Other types of images have been obtained in the prior art using sensors on a rotating bottom hole assembly (BHA). For example, U.S. Pat. No. 5,200,705 to Clark et al. discusses resistivity measurements made by a galvanic resistivity sensor on a stabilizer blade. U.S. Pat. No. 6,173,793 to Thompson et al., having the same assignee as the present invention and the contents of which are fully incorporated herein by reference, teaches the use of pad mounted sensors on a slowly rotating sleeve for obtaining azimuthal resistivity images of the borehole wall. Resistivity images can, for the purpose of the present invention, be considered to be similar to images obtained with a nuclear logging tool, albeit with a much higher resolution. Resistivity measurements do not suffer from the statistical variability associated with nuclear logging tools and can hence make virtually instantaneous measurements yielding images with a much higher resolution than can nuclear measurements.
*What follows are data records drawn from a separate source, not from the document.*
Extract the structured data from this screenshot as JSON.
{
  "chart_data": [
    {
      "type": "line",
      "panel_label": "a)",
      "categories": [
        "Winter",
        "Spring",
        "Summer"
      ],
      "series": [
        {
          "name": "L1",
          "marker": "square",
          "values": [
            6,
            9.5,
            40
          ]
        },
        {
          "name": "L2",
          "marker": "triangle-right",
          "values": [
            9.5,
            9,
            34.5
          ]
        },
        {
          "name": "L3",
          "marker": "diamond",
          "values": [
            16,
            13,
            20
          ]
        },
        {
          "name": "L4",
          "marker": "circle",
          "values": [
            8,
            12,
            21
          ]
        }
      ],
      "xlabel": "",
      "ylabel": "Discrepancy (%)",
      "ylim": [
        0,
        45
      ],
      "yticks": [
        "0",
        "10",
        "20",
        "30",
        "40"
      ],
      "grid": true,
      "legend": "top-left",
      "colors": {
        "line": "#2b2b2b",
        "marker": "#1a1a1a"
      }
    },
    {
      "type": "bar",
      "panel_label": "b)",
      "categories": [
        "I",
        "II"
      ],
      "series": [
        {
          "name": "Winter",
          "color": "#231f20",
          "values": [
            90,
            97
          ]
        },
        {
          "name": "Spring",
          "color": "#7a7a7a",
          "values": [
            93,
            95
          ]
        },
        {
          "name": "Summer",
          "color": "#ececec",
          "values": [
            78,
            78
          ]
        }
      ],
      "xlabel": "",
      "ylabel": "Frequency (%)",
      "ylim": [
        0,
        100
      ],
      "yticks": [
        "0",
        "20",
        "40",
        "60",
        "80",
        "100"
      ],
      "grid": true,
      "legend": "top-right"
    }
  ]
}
We digress briefly on a matter of terminology. In surveying, the term “azimuth” usually refers to an angle in a horizontal plane, usually measured from north: when referenced to magnetic north, it may be called magnetic azimuth and when referenced to true north, it is usually simply termed azimuth. It would be clear based on this definition that all measurements made in a highly deviated borehole or a horizontal borehole would be made with substantially the same azimuth. Accordingly, in the present application, we use the more accurate term “tool face angle” to define a relative orientation in a plane orthogonal to the borehole axis. With this definition, the Minette, Edwards and Gadeken patents are really making measurements over a variety of tool face angles.
Common to the Minette, Edwards and Gadeken patents is the use of a controller that keeps track of the rotating sensor assembly and controls the acquisition of data based on sector boundaries in the tool face angle. While this may not be difficult to do for the case of a single directionally sensitive sensor, the problem becomes much more complicated when a plurality of different types of sensors are conveyed as part of a bottom hole assembly. It is difficult, if not impossible, for a single controller to keep track of a plurality of sensor assemblies during rotation of the downhole assembly and control the operation of a plurality of assemblies. A source of error is the nonuniform rotation speed of the drillstring. Another source of error is the time delay inherent in the electronics. Measurements may be made simultaneously by the formation sensor and the orientation sensors, but there is a time delay between the time the measurements are made with the two types of sensors and the time at which they are processed. The interaction between the two sources of error, i.e., nonuniform rotation and time delay, can be fairly complex. The problem of nonuniform rotation is partially addressed in copending U.S. patent application Ser. No. 10/629,268 of Cairns et.al. having the same assignee and the contents of which are fully incorporated herein by reference. However, addressing the non-uniform rotation by itself gives only a partial solution. In addition, there is the problem of bias in the orientation sensor measurements. Generally, magnetometers are preferred as orientation sensors over gyroscopes, but magnetometers are susceptible to errors causes by metallic drill collars, casing, and accumulated debris. There is a need for a method of determining accurate orientation values using measurements made by a an orientation sensor on a MWD logging tool. It would be desirable to have an apparatus and a method that efficiently controls data acquisition and possibly processing with a plurality of rotating sensors in a downhole device. The present invention satisfies this need.